Cependant, cette idéologie n’est qu’une façade. Son véritable objectif, c’est la domination, et ses paroles simplistes exploitent les émotions et frustrations des citoyens. Nous étions habitués à voir Vought utiliser les Seven à des fins de marketing et de communication, mais dans cette quatrième salve, la manipulation atteint de nouveaux sommets. Le but d’Homelander est désormais clair : soumettre l’humanité.

Des personnages qui gagnent en profondeur

Au fil des saisons, la série a abordé le désir de pouvoir et de vengeance, mais cette nouvelle partie explore de manière très personnelle la culpabilité. Un sentiment qui entre en totale contradiction avec les ambitions d’Homelander, qui est bien incapable de ressentir une telle émotion. Cependant, Butcher (et son rapport à Ryan) en est le parfait représentant.

D’un côté, le « Supe » veut se servir de son fils à des fins personnelles en le présentant comme le super-héros ultime qu’il a lui-même engendré. À travers ce dernier, il veut se faire passer lui-même pour une figure divine. À l’opposé, Butcher veut sauver son enfant des griffes de son père, par amour pour lui, pour Becca (la mère, décédée, de Ryan) et comme moyen de rédemption pour toute la culpabilité qu’il a accumulée au fil de son existence.

©Prime Video

Mais la quatrième saison ne s’arrête pas là et décortique le passé et la culpabilité d’A-Train et de Frenchie (enfin). Ces développements donnent plus de profondeurs à certains personnages qui jusque-là en manquaient, même si cela pourrait aller plus loin. Cela laisse tout de même présager une suite intéressante et destinée à se complexifier.
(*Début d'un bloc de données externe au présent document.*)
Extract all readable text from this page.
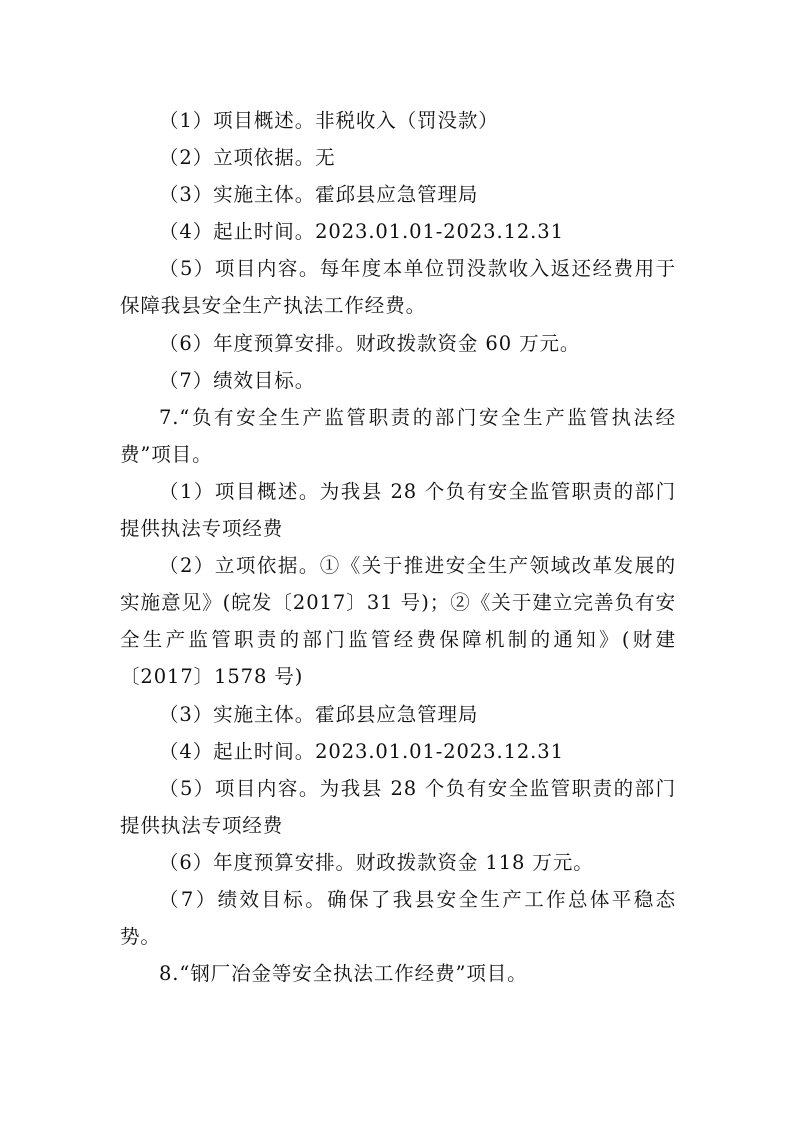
（1）项目概述。非税收入（罚没款）

（2）立项依据。无

（3）实施主体。霍邱县应急管理局

（4）起止时间。2023.01.01-2023.12.31

（5）项目内容。每年度本单位罚没款收入返还经费用于保障我县安全生产执法工作经费。

（6）年度预算安排。财政拨款资金 60 万元。

（7）绩效目标。

7.“负有安全生产监管职责的部门安全生产监管执法经费”项目。

（1）项目概述。为我县 28 个负有安全监管职责的部门提供执法专项经费

（2）立项依据。①《关于推进安全生产领域改革发展的实施意见》(皖发〔2017〕31 号)；②《关于建立完善负有安全生产监管职责的部门监管经费保障机制的通知》(财建〔2017〕1578 号)

（3）实施主体。霍邱县应急管理局

（4）起止时间。2023.01.01-2023.12.31

（5）项目内容。为我县 28 个负有安全监管职责的部门提供执法专项经费

（6）年度预算安排。财政拨款资金 118 万元。

（7）绩效目标。确保了我县安全生产工作总体平稳态势。

8.“钢厂冶金等安全执法工作经费”项目。
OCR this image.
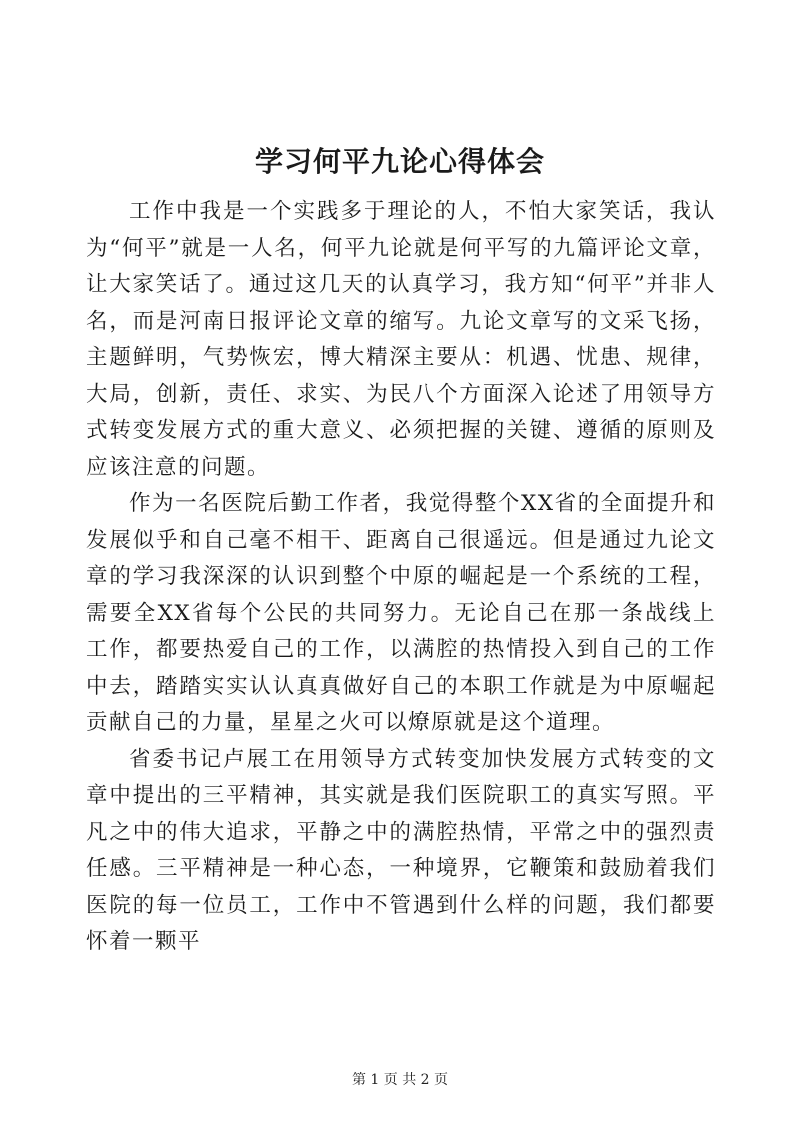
学习何平九论心得体会

工作中我是一个实践多于理论的人，不怕大家笑话，我认为“何平”就是一人名，何平九论就是何平写的九篇评论文章，让大家笑话了。通过这几天的认真学习，我方知“何平”并非人名，而是河南日报评论文章的缩写。九论文章写的文采飞扬，主题鲜明，气势恢宏，博大精深主要从：机遇、忧患、规律，大局，创新，责任、求实、为民八个方面深入论述了用领导方式转变发展方式的重大意义、必须把握的关键、遵循的原则及应该注意的问题。

作为一名医院后勤工作者，我觉得整个XX省的全面提升和发展似乎和自己毫不相干、距离自己很遥远。但是通过九论文章的学习我深深的认识到整个中原的崛起是一个系统的工程，需要全XX省每个公民的共同努力。无论自己在那一条战线上工作，都要热爱自己的工作，以满腔的热情投入到自己的工作中去，踏踏实实认认真真做好自己的本职工作就是为中原崛起贡献自己的力量，星星之火可以燎原就是这个道理。

省委书记卢展工在用领导方式转变加快发展方式转变的文章中提出的三平精神，其实就是我们医院职工的真实写照。平凡之中的伟大追求，平静之中的满腔热情，平常之中的强烈责任感。三平精神是一种心态，一种境界，它鞭策和鼓励着我们医院的每一位员工，工作中不管遇到什么样的问题，我们都要怀着一颗平

第 1 页 共 2 页
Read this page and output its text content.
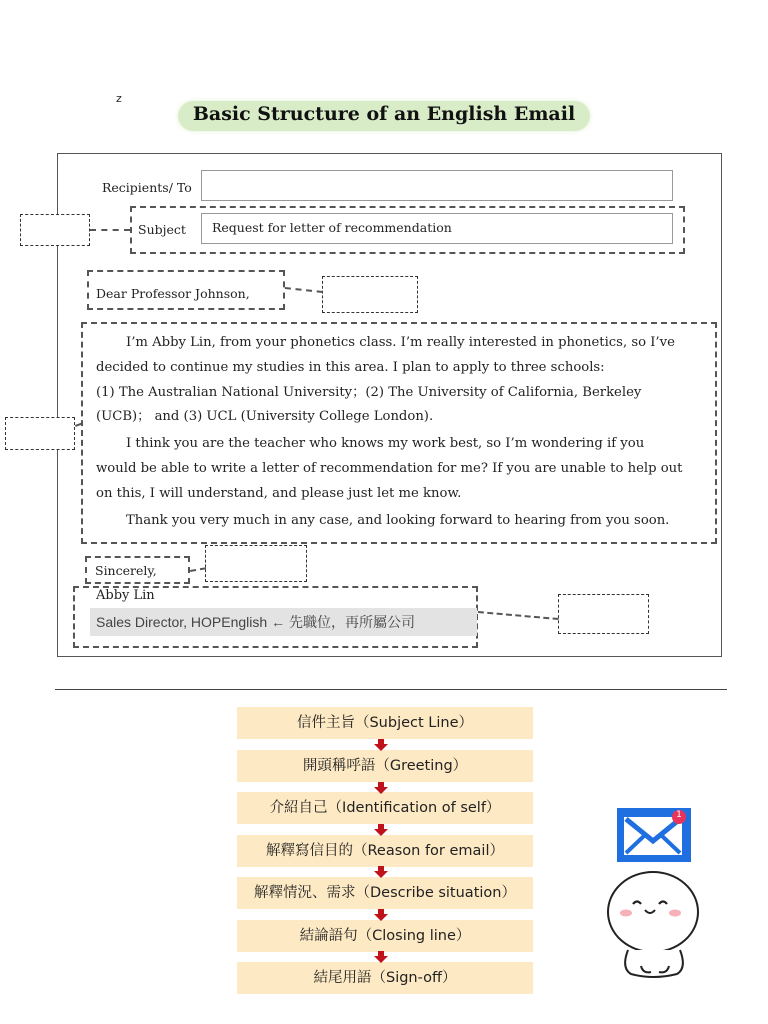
z
Basic Structure of an English Email
Recipients/ To
Subject	Request for letter of recommendation
Dear Professor Johnson,

I’m Abby Lin, from your phonetics class. I’m really interested in phonetics, so I’ve

decided to continue my studies in this area. I plan to apply to three schools:

(1) The Australian National University；(2) The University of California, Berkeley

(UCB)； and (3) UCL (University College London).

I think you are the teacher who knows my work best, so I’m wondering if you

would be able to write a letter of recommendation for me? If you are unable to help out

on this, I will understand, and please just let me know.

Thank you very much in any case, and looking forward to hearing from you soon.

Sincerely,
Abby Lin
Sales Director, HOPEnglish ← 先職位，再所屬公司
信件主旨（Subject Line）
開頭稱呼語（Greeting）
介紹自己（Identification of self）
解釋寫信目的（Reason for email）
解釋情況、需求（Describe situation）
結論語句（Closing line）
結尾用語（Sign-off）
1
Un scénario qui tombe dans le piège de la polarisation

Deux camps très distincts se créent. Face à Homelander et ses adeptes, on retrouve les « Starlighters », soutiens d’Annie « Starlight » January. Les fans de la super-héroïne sont en totale opposition avec les pensées défendues par l’autre camp.

Leurs idées progressistes sont déformées et exagérées, des théories complotistes les accusent de trafics d’enfants et ils sont tenus pour seuls responsables du délitement d’une société que les conservateurs ne reconnaissent plus. Avouons-le, le parallèle avec « l’anti-wokisme » est très habilement réalisé. La série capture ainsi l’essence d’une société divisée, reflétant les fractures culturelles et politiques réelles.

©Prime Video

Le show tombe néanmoins dans le binaire et la polarisation à outrance et cela peut être vu comme une régression par rapport à la richesse narrative des saisons précédentes. The Boys s’est distingué par la complexité de ses personnages et la diversité de leurs motivations. La série ne se contentait pas de présenter des gentils contre des méchants, mais montrait une mosaïque d’intérêts personnels et de luttes de pouvoir.

Cela nous donnait un scénario tentaculaire et passionnant, contrairement à cette nouvelle salve qui ne présente presque que deux camps. On comprend la tentation, surtout en pleine année d’élection présidentielle américaine, mais en privilégiant une lecture binaire de la société, la production risque de diluer son message et de simplifier à l’excès les enjeux complexes qu’elle abordait autrefois avec tant de brio.

The Boys flirte avec le thriller politique, mais à quel prix ?

Si d’un côté le scénario semble s’être simplifié, de l’autre, la série s’est adoucie. On ressent un manque de ce « petit quelque chose » qui pique et dérange, dans le début de cette quatrième saison. Le show nous a habitués à un mélange de gore, de vulgarité, de sexe et de provocation gratuite qui fonctionne grâce à son exagération.

Cependant, cette dernière partie est un peu moins percutante. Parce qu’elles sont plus rares, les scènes sanglantes peuvent paraître hors de propos. Dommage, quand on sait que le comics originel est bien plus poussé à l’extrême.

©Prime Video

Néanmoins, cet adoucissement se justifie pour laisser plus de place au jeu politique. Le tournant avait déjà été pris lors de la troisième saison, mais, pour cette quatrième, une véritable partie d’échecs a été mise en place. Chaque camp recrute ses pions et les fait avancer dans un but bien précis. The Boys prend donc des airs de thriller politique, et le fait vraiment bien.